Les herseurs – sous la lune
Ainsi qu’une prière et qu’un ennui, soleilles
Tu, lune pleine ! haut au haut des peupliers !
Tout a l’air d’eaux : et l’Homme inému des merveilles
Mène par la lumière, ayant l’amour des veilles,
Les pas las des Taureaux, Trois et loin réguliers.
Traîneurs doux de l’aiguë et de la large herse,
Homme et Taureaux, la lune, aux pâles prés, les a
Mornes et seuls grandis : et la paix large, à verse
Molle, neige : et, mouillé de l’impalpée averse,
L’équipage impavide et religieux va.
Doux de lune, vont las les Taureaux pleins de songe,
Un seul, et deux : et, sur l’épaule l’aiguillon,
Très haut l’Homme en avant en la paix grande plonge,
Tandis que leur dos maigre et noir marqué s’allonge
Hors mesure près d’eux, et rampe noir et long…

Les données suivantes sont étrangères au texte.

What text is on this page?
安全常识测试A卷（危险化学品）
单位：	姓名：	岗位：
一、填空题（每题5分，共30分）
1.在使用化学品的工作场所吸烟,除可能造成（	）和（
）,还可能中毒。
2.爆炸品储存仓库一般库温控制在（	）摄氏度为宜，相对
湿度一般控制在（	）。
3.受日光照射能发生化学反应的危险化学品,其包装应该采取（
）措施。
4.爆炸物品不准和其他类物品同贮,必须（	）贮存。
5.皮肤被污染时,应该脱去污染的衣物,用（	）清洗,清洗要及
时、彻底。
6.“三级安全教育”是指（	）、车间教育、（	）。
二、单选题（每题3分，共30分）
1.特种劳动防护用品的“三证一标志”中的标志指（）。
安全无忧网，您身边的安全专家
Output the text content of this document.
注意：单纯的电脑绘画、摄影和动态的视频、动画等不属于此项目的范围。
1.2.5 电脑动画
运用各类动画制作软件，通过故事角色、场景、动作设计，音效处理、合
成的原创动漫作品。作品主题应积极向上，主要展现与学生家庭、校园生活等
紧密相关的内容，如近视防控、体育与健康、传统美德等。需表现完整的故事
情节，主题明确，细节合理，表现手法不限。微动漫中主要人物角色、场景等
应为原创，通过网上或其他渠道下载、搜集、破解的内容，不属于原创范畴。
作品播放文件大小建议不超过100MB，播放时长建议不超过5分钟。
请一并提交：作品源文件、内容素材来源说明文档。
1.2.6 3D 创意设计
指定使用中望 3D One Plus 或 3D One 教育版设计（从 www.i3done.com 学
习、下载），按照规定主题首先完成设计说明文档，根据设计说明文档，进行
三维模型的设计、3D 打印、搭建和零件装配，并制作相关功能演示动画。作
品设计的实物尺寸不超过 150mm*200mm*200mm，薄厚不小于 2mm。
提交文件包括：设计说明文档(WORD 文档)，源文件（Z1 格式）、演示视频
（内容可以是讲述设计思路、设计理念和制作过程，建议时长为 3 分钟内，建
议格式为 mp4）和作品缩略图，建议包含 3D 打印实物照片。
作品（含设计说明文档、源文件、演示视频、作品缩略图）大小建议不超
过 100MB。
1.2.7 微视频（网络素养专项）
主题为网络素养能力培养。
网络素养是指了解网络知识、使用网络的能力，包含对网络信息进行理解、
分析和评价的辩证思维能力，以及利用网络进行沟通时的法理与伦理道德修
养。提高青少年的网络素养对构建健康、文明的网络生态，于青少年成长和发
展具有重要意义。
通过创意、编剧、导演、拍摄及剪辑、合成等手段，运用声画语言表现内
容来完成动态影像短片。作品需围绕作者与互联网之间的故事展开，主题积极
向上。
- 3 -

Haut sur les peupliers, la lune vénérienne
A des spleens graves, et, phosphorique, le noir
A des eaux de miroirs : mais las ! que mésavienne,
Quand à plein Temps le noir prendra l’horreur pour sienne
La pluie, et, non sous Terre, aux remous sans espoir
De l’eau large qui pisse et s’éverse aux semaines,
Nagera le grain nul : aussi, grands mesureurs
De leurs Terres, avant qu’ait loin, prodigue en peines,
Tout voilé l’ample herse, âpres et longs d’haleines,
Vontils sans le désir des lourds sommeils vainqueurs !
Sans paix, allés, venus, doux de rêve lunaire
vontils : et, las d’aller, s’enrêve le herseur :
Ayant l’air de songer, en un songe sévère,
Au nu large, tout sexe et vulve, de la Terre,
Qui s’ouvre, génésique, au germe envahisseur !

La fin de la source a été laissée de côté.